I don't know about applying for the other two, but unless you have dual citizenship to the US or a green card, you're out of luck there.


----------



## Steven Moxx (1 Feb 2006)

thanks alot, I filled out a long form for the New Zealand Army, it was pretty easy, i wish the others were like that. In regards to the American army, because they are so thined out with the war, that anyone from a NATO country can apply for the army. They serve 1.5 years, and get a green card.


----------



## kcdist (1 Feb 2006)

Steven Moxx said:
			
		

> . In regards to the American army, because they are so thined out with the war, that anyone from a NATO country can apply for the army. They serve 1.5 years, and get a green card.



Steven....

It appears you are new to this forum. One of the unique factors in regards to this site is that there is zero tolerance for B.S.

For example, the above quote is 100% inaccurate. The U.S. Armed Forces requires that any applicant is a U.S. citizen or the holder of a valid green card. No exceptions, end of story. 

Give your head a shake, and then check out any of the easy to find references available on the web.


----------



## PJ D-Dog (6 Feb 2006)

Steven Moxx said:
			
		

> In regards to the American army, because they are so thined out with the war, that anyone from a NATO country can apply for the army. They serve 1.5 years, and get a green card.

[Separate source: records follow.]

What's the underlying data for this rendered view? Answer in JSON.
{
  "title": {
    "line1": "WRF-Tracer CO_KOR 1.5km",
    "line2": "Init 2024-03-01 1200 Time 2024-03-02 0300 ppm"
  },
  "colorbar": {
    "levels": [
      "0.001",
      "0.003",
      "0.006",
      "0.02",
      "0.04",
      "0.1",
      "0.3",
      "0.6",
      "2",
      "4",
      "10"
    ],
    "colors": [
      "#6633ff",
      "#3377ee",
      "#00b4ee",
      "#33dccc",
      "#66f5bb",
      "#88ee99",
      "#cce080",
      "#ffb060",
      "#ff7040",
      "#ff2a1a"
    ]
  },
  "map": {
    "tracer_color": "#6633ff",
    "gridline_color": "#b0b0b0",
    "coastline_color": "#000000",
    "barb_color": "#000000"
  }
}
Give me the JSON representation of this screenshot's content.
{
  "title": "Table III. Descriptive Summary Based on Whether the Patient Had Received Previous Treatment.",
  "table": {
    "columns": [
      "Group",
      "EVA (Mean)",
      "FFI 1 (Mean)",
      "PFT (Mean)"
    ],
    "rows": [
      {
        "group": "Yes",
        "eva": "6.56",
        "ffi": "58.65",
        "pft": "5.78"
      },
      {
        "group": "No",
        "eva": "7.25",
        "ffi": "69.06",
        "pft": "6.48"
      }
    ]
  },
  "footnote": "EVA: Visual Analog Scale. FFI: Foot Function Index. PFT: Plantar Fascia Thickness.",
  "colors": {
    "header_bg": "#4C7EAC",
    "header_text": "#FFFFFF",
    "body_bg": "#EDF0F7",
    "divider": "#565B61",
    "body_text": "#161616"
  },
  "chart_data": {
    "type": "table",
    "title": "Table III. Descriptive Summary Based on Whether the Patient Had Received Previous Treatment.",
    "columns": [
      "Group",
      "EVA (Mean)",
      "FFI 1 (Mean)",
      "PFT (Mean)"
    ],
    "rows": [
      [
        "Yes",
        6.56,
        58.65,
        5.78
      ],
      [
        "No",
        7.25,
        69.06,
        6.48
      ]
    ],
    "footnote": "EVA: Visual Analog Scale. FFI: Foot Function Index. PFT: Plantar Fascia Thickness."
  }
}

And where did you hear about this one?  Please state your source and let's hope it's not from a friend of a friend of a friend twice removed on the German side....in addition, if there was any truth to this statement, you would find that the shortest contract that any US military branch offers is two years but that comes with promotion restrictions etc...If you look at the training cylce, it takes anywhere from six to eight months to get trained to MOS level and then a year in Iraq for the Army...do you really think they would "GIVE" a green card for only a year and a half of your life?  IF this were true, they would want a minimum of fours years active and four more years innactive reserve which is the case for the Marine Corps (and sometimes even longer active service depending on the MOS and guaranteed enlistment options).  Geeezzzz.

PJ D-Dog


----------



## tomahawk6 (6 Feb 2006)

Hate to burst your bubble Mr Moxx there is only a 2 year contract. Thats the minimum.

http://www.goarmy.com/flindex.jsp


----------